By samooresamoore (1221585006|%a, %b %e at %I:%M%p)

This interview with Sir Ken Robinson is a really a fantastically thought-provoking piece on creativity and education.

Some points that he makes:

  • The conditions for your creativity to come out have to be right. But we are all creative or, at least, can all be creative. It's just a matter of finding the right task and the right conditions.
  • It's important to educate for creativity and to educate creatively. These are two different things but are both important.
  • Science is important, as is math. But equally important are the arts, music, and dance.
  • Pieces of education: Curriculum, assessment, teaching. “Teaching is the only thing that makes a difference.” This was always the case for me.

Have you found what you're good at? Have you found your talent? Has education helped you find it?

My daughters are two very different people. My oldest daughter is a really good student, and her values and method of operation fit well within the process of going to school and performing well in classrooms. My youngest daughter is a dancer and doesn't fit into the same mold. She's a really really good dancer, but this has nothing to do with her education — it doesn't help her and it doesn't interfere. It's simply outside of the world of education for her. Why is that?

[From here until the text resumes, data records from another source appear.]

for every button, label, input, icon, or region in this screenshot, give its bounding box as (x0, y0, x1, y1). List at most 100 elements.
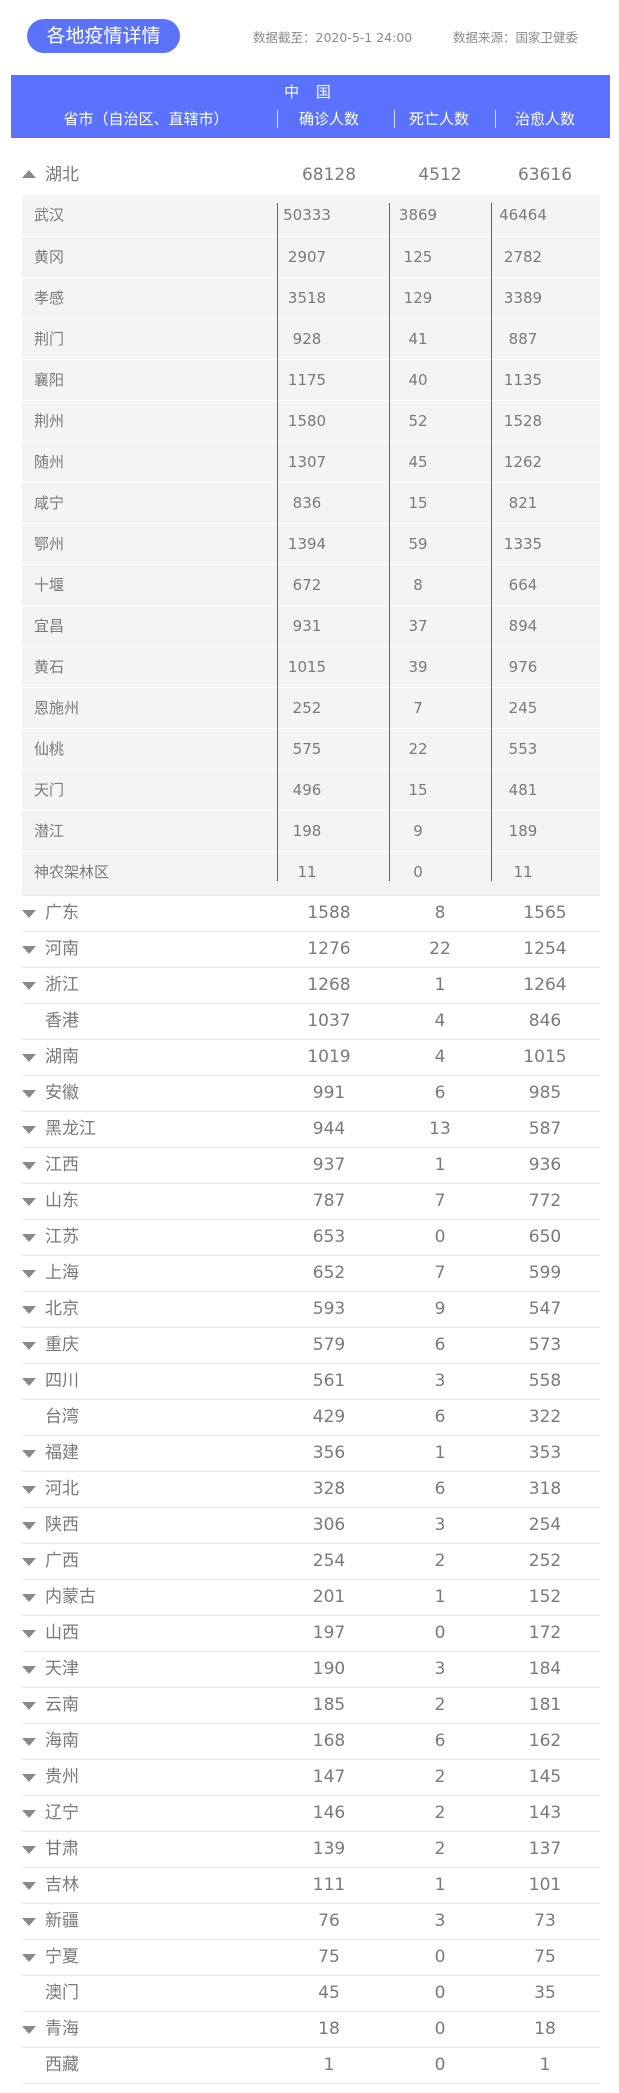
triangle-down-icon[interactable] (22, 1090, 36, 1098)
province-name: 贵州 (45, 1767, 79, 1787)
triangle-down-icon[interactable] (22, 1450, 36, 1458)
cured-count: 162 (528, 1731, 562, 1751)
province-row[interactable]: 江西 937 1 936 (22, 1148, 600, 1184)
province-row[interactable]: 北京 593 9 547 (22, 1292, 600, 1328)
triangle-down-icon[interactable] (22, 1774, 36, 1782)
triangle-down-icon[interactable] (22, 1198, 36, 1206)
province-row[interactable]: 山西 197 0 172 (22, 1616, 600, 1652)
triangle-down-icon[interactable] (22, 1954, 36, 1962)
city-name: 随州 (34, 453, 65, 471)
death-count: 2 (434, 1839, 446, 1859)
province-row[interactable]: 青海 18 0 18 (22, 2012, 600, 2048)
triangle-down-icon[interactable] (22, 1378, 36, 1386)
city-name: 武汉 (34, 206, 65, 224)
province-row[interactable]: 河南 1276 22 1254 (22, 932, 600, 968)
province-row[interactable]: 重庆 579 6 573 (22, 1328, 600, 1364)
triangle-down-icon[interactable] (22, 1126, 36, 1134)
confirmed-count: 68128 (301, 165, 357, 185)
cured-count: 599 (528, 1263, 562, 1283)
triangle-down-icon[interactable] (22, 1630, 36, 1638)
death-count: 22 (429, 939, 451, 959)
death-count: 0 (434, 1227, 446, 1247)
province-row[interactable]: 山东 787 7 772 (22, 1184, 600, 1220)
cured-count: 1565 (523, 903, 567, 923)
province-row[interactable]: 广东 1588 8 1565 (22, 896, 600, 932)
province-row[interactable]: 四川 561 3 558 (22, 1364, 600, 1400)
triangle-down-icon[interactable] (22, 1594, 36, 1602)
triangle-down-icon[interactable] (22, 1306, 36, 1314)
province-row[interactable]: 福建 356 1 353 (22, 1436, 600, 1472)
province-row[interactable]: 浙江 1268 1 1264 (22, 968, 600, 1004)
col-confirmed: 确诊人数 (298, 110, 359, 128)
city-name: 咸宁 (34, 494, 65, 512)
confirmed-count: 197 (312, 1623, 346, 1643)
triangle-down-icon[interactable] (22, 1918, 36, 1926)
province-row[interactable]: 天津 190 3 184 (22, 1652, 600, 1688)
province-row[interactable]: 安徽 991 6 985 (22, 1076, 600, 1112)
province-row[interactable]: 吉林 111 1 101 (22, 1868, 600, 1904)
triangle-down-icon[interactable] (22, 1702, 36, 1710)
triangle-down-icon[interactable] (22, 910, 36, 918)
death-count: 2 (434, 1803, 446, 1823)
province-row[interactable]: 新疆 76 3 73 (22, 1904, 600, 1940)
death-count: 9 (434, 1299, 446, 1319)
province-row[interactable]: 辽宁 146 2 143 (22, 1796, 600, 1832)
province-row[interactable]: 甘肃 139 2 137 (22, 1832, 600, 1868)
province-row[interactable]: 广西 254 2 252 (22, 1544, 600, 1580)
cured-count: 553 (508, 740, 538, 758)
death-count: 3 (434, 1659, 446, 1679)
confirmed-count: 928 (292, 330, 322, 348)
triangle-down-icon[interactable] (22, 1162, 36, 1170)
city-name: 仙桃 (34, 740, 65, 758)
province-row[interactable]: 内蒙古 201 1 152 (22, 1580, 600, 1616)
province-row[interactable]: 湖南 1019 4 1015 (22, 1040, 600, 1076)
confirmed-count: 787 (312, 1191, 346, 1211)
triangle-down-icon[interactable] (22, 1810, 36, 1818)
triangle-down-icon[interactable] (22, 1666, 36, 1674)
province-name: 河南 (45, 939, 79, 959)
province-row[interactable]: 河北 328 6 318 (22, 1472, 600, 1508)
triangle-down-icon[interactable] (22, 2026, 36, 2034)
province-row[interactable]: 陕西 306 3 254 (22, 1508, 600, 1544)
triangle-down-icon[interactable] (22, 1234, 36, 1242)
triangle-down-icon[interactable] (22, 946, 36, 954)
province-row[interactable]: 黑龙江 944 13 587 (22, 1112, 600, 1148)
cured-count: 46464 (499, 206, 547, 224)
province-row-hubei[interactable]: 湖北 68128 4512 63616 (22, 158, 600, 194)
confirmed-count: 146 (312, 1803, 346, 1823)
cured-count: 846 (528, 1011, 562, 1031)
city-name: 神农架林区 (34, 863, 110, 881)
province-row[interactable]: 海南 168 6 162 (22, 1724, 600, 1760)
province-name: 江苏 (45, 1227, 79, 1247)
triangle-down-icon[interactable] (22, 1882, 36, 1890)
province-row[interactable]: 上海 652 7 599 (22, 1256, 600, 1292)
triangle-up-icon[interactable] (22, 170, 36, 178)
triangle-down-icon[interactable] (22, 1342, 36, 1350)
triangle-down-icon[interactable] (22, 982, 36, 990)
triangle-down-icon[interactable] (22, 1054, 36, 1062)
triangle-down-icon[interactable] (22, 1270, 36, 1278)
triangle-down-icon[interactable] (22, 1522, 36, 1530)
city-name: 潜江 (34, 822, 65, 840)
death-count: 45 (408, 453, 428, 471)
cured-count: 172 (528, 1623, 562, 1643)
triangle-down-icon[interactable] (22, 1558, 36, 1566)
confirmed-count: 18 (318, 2019, 340, 2039)
province-name: 江西 (45, 1155, 79, 1175)
confirmed-count: 50333 (283, 206, 331, 224)
triangle-down-icon[interactable] (22, 1486, 36, 1494)
province-row[interactable]: 江苏 653 0 650 (22, 1220, 600, 1256)
province-name: 甘肃 (45, 1839, 79, 1859)
province-row[interactable]: 宁夏 75 0 75 (22, 1940, 600, 1976)
city-name: 天门 (34, 781, 65, 799)
province-row[interactable]: 贵州 147 2 145 (22, 1760, 600, 1796)
confirmed-count: 1175 (287, 371, 327, 389)
triangle-down-icon[interactable] (22, 1846, 36, 1854)
province-row[interactable]: 云南 185 2 181 (22, 1688, 600, 1724)
death-count: 125 (403, 248, 433, 266)
city-row: 襄阳 1175 40 1135 (22, 359, 600, 400)
triangle-down-icon[interactable] (22, 1738, 36, 1746)
province-name: 天津 (45, 1659, 79, 1679)
cured-count: 1335 (503, 535, 543, 553)
death-count: 1 (434, 1875, 446, 1895)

As for me, I truly enjoy programming. I also enjoy the design process of just about anything — Web pages, woodworking, garden design, page layout, etc. Any chance that I can, I take the opportunity to work on putting together a Web site (such as the one we use for this class). Why? Because I enjoy it, and I have at least a bit of ability in the area. It allows me to combine my enjoyment of programming and design. Some people express their talent (and themselves) via dance or singing; I express myself by programming. Strange? Maybe, but it's how I am wired. I was uncomfortable with this for many, many years; however, once I got comfortable with it, I was a much happier and more productive person.

A book that helped me understand myself much better is Godel, Escher, Bach: The Eternal Golden Braid by Douglas Hofstadter. In this book he draws analogies among math, art, and music. He helped me understand why I was drawn to all of them. I can't recommend this more highly. It's simply a tour-de-force, and one of the best examples of outstanding non-fiction writing.

I hope you spend a half-hour of your day to watch these videos, and then reflect on them a bit.